Sermon – 18 May 2025 – Love One Another

Primary Texts

Acts 11:1-18, Revelation 21:1-6, John 13:31-35

This week, our Gospel reading jumps back from the post-resurrection encounters with Jesus to what is commonly known as Jesus’ Farewell Discourse. This extended conversation between Jesus and his disciples takes place at the Last Supper. Unlike the accounts in Luke, the focus is on Jesus’ final words to the disciples rather than the words of institution of the Last Supper.

This small snippet of the discourse benefits from an understanding of the verse immediately prior and after these words. Just before Jesus starts his dialogue, someone had gone out. We see that this “he” is Judas, who had left the meal to go and betray Jesus. Immediately following this passage, Peter pledges his unwavering commitment to follow Jesus, only to have Jesus predict his denial. This call to love comes in the midst of Jesus knowing his disciples will fail him. It makes it all the more poignant that he speaks so clearly of their need to love one another once he leaves them.

First, Jesus speaks of how he has been glorified and how God has been glorified in him. By accepting the journey to the cross, Jesus is glorified. But it is not only his death that brings glory to God. It is his incarnation, his whole life, death, resurrection, and ascension which give God glory. This glory is ascribing to God the correct recognition of his power and majesty and splendour.

Jesus moves swiftly on to his encouragement of the disciples. He is leaving, and they cannot follow him. Instead, he leaves them with instructions on how to live in his absence. The final words people give are significant and so we would do well to pay attention. These words start with the tender term of endearment “little children” before he gives them the new commandment to Love One Another. You could be forgiven for thinking that this is not such a new commandment. If we cast our minds back to the Old Testament, Leviticus 19:18 instructed people to love their neighbours.

A question arises here, was Jesus instructing the disciples to only love one another? Is this an inclusive statement for believers only? Matthew, Mark and Luke all have a focus on Christian love extending beyond the fold of the church to the outcast, the marginalised, even enemies. In contrast, John seems to suggest that love that has an inward focus. Perhaps this reflects the fact that the Gospel of John was written much later than the other three Gospels and the state of the church required a focus on the internal dynamics first. As Jesus states, it will be their love for one another that will show that they are his disciples.

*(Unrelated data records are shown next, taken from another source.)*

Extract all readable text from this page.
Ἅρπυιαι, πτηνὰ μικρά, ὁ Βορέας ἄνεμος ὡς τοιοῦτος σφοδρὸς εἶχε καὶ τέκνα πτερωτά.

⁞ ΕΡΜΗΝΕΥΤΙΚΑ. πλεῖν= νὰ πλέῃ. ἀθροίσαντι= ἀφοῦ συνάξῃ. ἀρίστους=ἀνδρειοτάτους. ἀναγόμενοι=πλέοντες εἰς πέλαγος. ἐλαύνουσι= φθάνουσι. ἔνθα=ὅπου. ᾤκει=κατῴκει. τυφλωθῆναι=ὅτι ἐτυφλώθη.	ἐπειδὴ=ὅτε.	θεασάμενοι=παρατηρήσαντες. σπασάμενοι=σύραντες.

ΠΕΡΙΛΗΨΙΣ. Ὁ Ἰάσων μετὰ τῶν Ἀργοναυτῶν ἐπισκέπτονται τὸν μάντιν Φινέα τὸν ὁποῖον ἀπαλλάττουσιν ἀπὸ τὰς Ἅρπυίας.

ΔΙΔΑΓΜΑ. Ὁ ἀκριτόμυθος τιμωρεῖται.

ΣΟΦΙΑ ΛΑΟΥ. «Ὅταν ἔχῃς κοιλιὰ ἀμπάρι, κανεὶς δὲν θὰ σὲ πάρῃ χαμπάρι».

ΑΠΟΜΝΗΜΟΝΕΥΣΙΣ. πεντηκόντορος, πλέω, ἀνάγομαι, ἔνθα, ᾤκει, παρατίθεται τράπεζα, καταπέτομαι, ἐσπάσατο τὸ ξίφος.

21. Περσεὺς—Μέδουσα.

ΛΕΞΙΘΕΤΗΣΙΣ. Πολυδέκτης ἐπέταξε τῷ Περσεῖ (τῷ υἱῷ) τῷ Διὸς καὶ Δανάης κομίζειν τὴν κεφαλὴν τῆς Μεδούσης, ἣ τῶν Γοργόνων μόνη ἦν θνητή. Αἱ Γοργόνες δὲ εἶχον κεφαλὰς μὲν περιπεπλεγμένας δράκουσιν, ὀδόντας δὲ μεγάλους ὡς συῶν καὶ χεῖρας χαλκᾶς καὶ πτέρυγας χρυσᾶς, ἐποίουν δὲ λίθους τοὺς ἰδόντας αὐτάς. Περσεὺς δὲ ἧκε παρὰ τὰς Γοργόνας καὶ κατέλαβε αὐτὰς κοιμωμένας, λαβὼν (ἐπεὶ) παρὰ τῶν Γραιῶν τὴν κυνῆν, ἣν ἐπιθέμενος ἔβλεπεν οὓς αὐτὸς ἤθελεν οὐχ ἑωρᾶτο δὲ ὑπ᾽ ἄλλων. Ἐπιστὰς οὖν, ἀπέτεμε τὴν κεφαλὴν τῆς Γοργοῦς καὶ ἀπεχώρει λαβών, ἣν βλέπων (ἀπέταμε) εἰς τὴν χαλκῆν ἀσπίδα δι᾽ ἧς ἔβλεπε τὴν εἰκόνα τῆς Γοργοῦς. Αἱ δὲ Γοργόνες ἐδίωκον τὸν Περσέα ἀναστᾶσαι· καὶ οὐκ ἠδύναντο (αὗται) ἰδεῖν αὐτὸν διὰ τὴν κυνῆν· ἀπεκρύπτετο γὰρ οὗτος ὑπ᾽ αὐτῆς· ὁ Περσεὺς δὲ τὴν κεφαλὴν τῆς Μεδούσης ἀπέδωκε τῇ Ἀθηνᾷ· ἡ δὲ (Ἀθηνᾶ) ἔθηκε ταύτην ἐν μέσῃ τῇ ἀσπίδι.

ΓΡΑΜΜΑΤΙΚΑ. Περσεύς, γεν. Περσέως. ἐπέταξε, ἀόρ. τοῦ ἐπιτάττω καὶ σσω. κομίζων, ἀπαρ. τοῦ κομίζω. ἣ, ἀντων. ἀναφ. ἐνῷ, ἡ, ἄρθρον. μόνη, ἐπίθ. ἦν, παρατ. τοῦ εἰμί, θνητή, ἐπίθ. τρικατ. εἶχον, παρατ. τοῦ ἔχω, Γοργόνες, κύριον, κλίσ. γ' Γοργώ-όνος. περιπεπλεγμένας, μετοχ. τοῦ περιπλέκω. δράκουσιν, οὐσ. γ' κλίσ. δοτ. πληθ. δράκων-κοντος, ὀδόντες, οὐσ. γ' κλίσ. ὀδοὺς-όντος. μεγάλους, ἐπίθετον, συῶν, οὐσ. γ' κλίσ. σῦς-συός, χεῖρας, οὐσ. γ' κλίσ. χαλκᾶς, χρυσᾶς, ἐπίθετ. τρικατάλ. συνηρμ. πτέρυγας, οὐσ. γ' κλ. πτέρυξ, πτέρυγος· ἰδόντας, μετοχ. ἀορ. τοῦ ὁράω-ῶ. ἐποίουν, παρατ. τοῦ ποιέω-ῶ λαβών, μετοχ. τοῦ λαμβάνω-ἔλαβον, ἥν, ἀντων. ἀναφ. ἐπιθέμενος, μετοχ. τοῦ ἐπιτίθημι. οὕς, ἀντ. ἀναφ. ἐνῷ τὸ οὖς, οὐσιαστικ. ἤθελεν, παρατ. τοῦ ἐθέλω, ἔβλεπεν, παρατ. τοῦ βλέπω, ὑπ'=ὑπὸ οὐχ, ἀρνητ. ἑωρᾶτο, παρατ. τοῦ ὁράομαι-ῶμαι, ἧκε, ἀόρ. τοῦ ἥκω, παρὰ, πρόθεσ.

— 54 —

This call to love one another seems like a simple and clear commandment on face value. However, anyone who has spent even the smallest amount of time with any other person knows that such a commandment is easy to say and hard to do. It can be hardest to love those closest to us because we are much more aware of their foibles and shortcomings. Like me, you may have lived with people who never seem to notice the rubbish bin needs emptying or who finished the last of the milk without letting anyone know. Or people who are like hedgehogs, prickly or critical and hard to love.

You may have encountered more serious failures of love from people who gave the appearance of being loving to the outside world, while conducting grievous acts towards those closest to them in secret. Sadly, the Royal Commission into Abuse in Faith-Based Institutions provided us with horror stories of people who claimed to be disciples of Christ, who projected an image of love to the world only to deeply wound those who trusted them.

So Jesus’ call to love one another is actually a difficult calling. Truly loving one another requires more than nice words; it requires us daily to choose thoughtful actions and consider what might be best for the other. When we hold this commandment up in the light of Jesus life we can see what love looked like. Jesus loved in action when he showed compassion to the ill, when he healed the sick, cast out demons, when he stopped and was present with the marginalised and outcast.

In our Acts reading, we see Peter living out this call to love one another in his interaction with Cornelius and his family. This encounter was so radical and transformational for the early church that Luke recounts it multiple times in the Book of Acts. Peter needs to have a visible encounter with God in the form of a dream to prepare him to spend time this Gentile family, who would have traditionally been people he wouldn’t have associated with and let alone love. Peters’ friends, fellow apostles and the church in Judea were shocked to hear he had eaten with Gentiles.

Peter points out to them that it was only on the prompting of the Holy Spirit and in response to a vision directly from God that he went to Caesarea. Peter seems shocked that the Holy Spirit also fell on these Gentiles like it did on the disciples. But the unbounded outpouring of the Spirit opens up a new group of people to love. This God-initiated inclusion of the Gentiles in the body of Christ presented a conflict that runs throughout the rest of the New Testament about how to love people very different from the Jewish believers.

We have our challenges today with similar issues. There will always be those in the body of Christ who seem so different to us that we wonder how they can possibly be Christian? The Anglican church is a very large umbrella which tries to contain those with vastly different views and practices. In any church, there will be those whom we have an affinity for and those we don’t. Our goal is not to create a place where we all think and act the same. Instead, a beautiful community is one where we can be different from one another, graciously disagree at times and still sit side by side to worship God, pray for each other and take communion together.  

Perhaps this is the sign of a truly loving community. One that knows one another’s differences and weaknesses and chooses to love each other regardless. Then people will know that we are Jesus’ disciples.